Santos óleos para papas fritas

La subida desorbitada del precio del aceite es un problema político de primer orden puesto que puede transformarse rápidamente en un problema carísimo de salud pública

por Nuria González López

Por Nuria González López

La subida desorbitada del precio del aceite es un problema político de primer orden puesto que puede transformarse rápidamente en un problema carísimo de salud pública. Si el Estado permite que la mayor parte de su población se quede sin acceso a ese alimento, siendo nuestro país el mayor productor mundial.

El otro día vi por ahí una imagen fantástica. Era la icónica escena de Audrey Hepburn desayunando frente al espejo de Tiffany’s, sólo que en lugar de hacerlo contemplando maravillosas joyas de oro y diamantes, estaba frente a la estantería del aceite de un supermercado.

La metáfora sería perfecta si no fuera porque la realidad supera al meme y poco después corría ya por las redes una imagen real de una estantería de aceite de oliva de un súper en la que a las botellas les habían puesto las mismas alarmas que se les colocan a las botellas de licores para que no las roben.

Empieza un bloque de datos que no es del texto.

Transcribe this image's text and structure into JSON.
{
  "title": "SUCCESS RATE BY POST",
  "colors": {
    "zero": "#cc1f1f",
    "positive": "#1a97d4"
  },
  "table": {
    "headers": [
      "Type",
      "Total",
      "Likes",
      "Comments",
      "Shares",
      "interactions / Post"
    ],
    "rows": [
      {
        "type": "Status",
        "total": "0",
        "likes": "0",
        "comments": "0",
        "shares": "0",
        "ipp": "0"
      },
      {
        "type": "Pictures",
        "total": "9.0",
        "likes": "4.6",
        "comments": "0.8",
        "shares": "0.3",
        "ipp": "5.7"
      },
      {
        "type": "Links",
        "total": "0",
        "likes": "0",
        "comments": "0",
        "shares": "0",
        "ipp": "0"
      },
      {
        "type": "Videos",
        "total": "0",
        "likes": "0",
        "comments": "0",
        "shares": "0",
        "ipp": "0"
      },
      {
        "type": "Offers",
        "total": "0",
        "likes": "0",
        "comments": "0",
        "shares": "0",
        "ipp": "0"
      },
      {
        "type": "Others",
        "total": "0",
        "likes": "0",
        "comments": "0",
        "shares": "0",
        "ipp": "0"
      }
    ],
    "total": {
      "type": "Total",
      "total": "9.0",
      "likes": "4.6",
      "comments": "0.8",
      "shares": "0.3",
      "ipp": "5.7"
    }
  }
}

Y es que así estamos, aunque los medios de comunicación se dediquen a cubrirlo todo pornográficamente con el “caso Rubiales” donde lo que menos importa ya es la jugadora, contra a la que, por cierto, ya se ha levantado la veda para señarla “mala víctima”.

Pero, a lo que vamos.

Una de las razones de la buena salud, al menos hasta no hace mucho, de la población española en particular y de la de los países mediterráneos en general es que la base de toda nuestra alimentación sea precisamente el aceite de oliva. Los innumerables beneficios de ese alimento han sido repetidos hasta la saciedad siempre por médicos y nutricionistas. Un trozo buen pan con aceite virgen extra es de los mejores desayunos de los que se puede disfrutar, y prueba de ello es que siempre está presente y muy bien valorado, en los mejores restaurantes de lujo de todo el mundo. Por eso te lo cobran a precio de oro.

Y ese alimento básico para mantener la salud pública en niveles aceptables de la mayoría de la población, ahora va camino de convertirse en un artículo de lujo, puesto que no hay producción por la falta de agua y sobre todo, porque los distribuidores (que no los productores), no están dispuestos a perder ni un céntimo de sus pingües beneficios que salen de especular con los productos alimentarios más básicos.

Este episodio de la usura más rastrera ya lo vimos en plena pandemia de la Covid, cuando el precio alimentos más baratos de la cesta de la compra empezaron a subir como la espuma, sin que esa subida tuviera que ver gran parte con un presunto aumento de los precios de producción.

A todo esto, el ministro Planas, responsable de agricultura, ha dicho esta semana que la subida del aceite no es un problema político, suponiendo que la “mano invisible del mercado” acabará por arreglarlo mágicamente.

Sin embrago, yerra el señor ministro en la valoración del problema de aceite, por varios motivos.

La subida desorbitada del precio del aceite es un problema político de primer orden puesto que puede transformarse rápidamente en un problema carísimo de salud pública. Si el Estado permite que la mayor parte de su población se quede sin acceso a uno de los mejores antioxidantes y vitamínicos naturales, uno de los más reconocidos súper alimentos y la base de nuestra otrora adorada dieta mediterránea, sólo por un asunto de especulación empresarial, será el culpable del empeoramiento de la calidad de vida de toda la ciudadanía y del aumento del coste que ello tendrá para la misma ciudadanía que deberá pagar la factura de la sanidad pública derivada de esa precarización de la alimentación. Sobre todo, siendo nuestro país el mayor productor mundial.

Y, por otra parte, el precio del aceite y de todos los productos agropecuarios también son un problema político que entronca directamente con la gestión del agua.

Como habrán podido notar todas y todos, no hay agua. Por eso no hay producción de aceitunas, pero tampoco de forraje para los animales, ni de frutas de temporada ni de la mayoría de cosas imprescindibles para vivir. Sin embargo, nuestro país sigue pretendiendo vivir de un modelo turístico completamente extractivista y de bajo coste para quien viene, y de no tantos beneficios para quien lo gestiona, que acaban cuadrando sus cuentas de explotación a costa de las costillas del personal de la hostelería y los hoteles, como las camareras de piso, que limpian habitaciones por un euro que luego la cadena hotelera cobra a 200 euros la noche.

Nuestra principal “industria”, tal y como está montada, es incompatible con cualquier gestión del recurso que no nos haga colapsar a todas y todos en una década.

Así que sí, es un problema político que las papas fritas valgan como si el aceite de la freidora fuera el mismo que utilizó el obispo de Canterbury para “ungir” al rey Charles.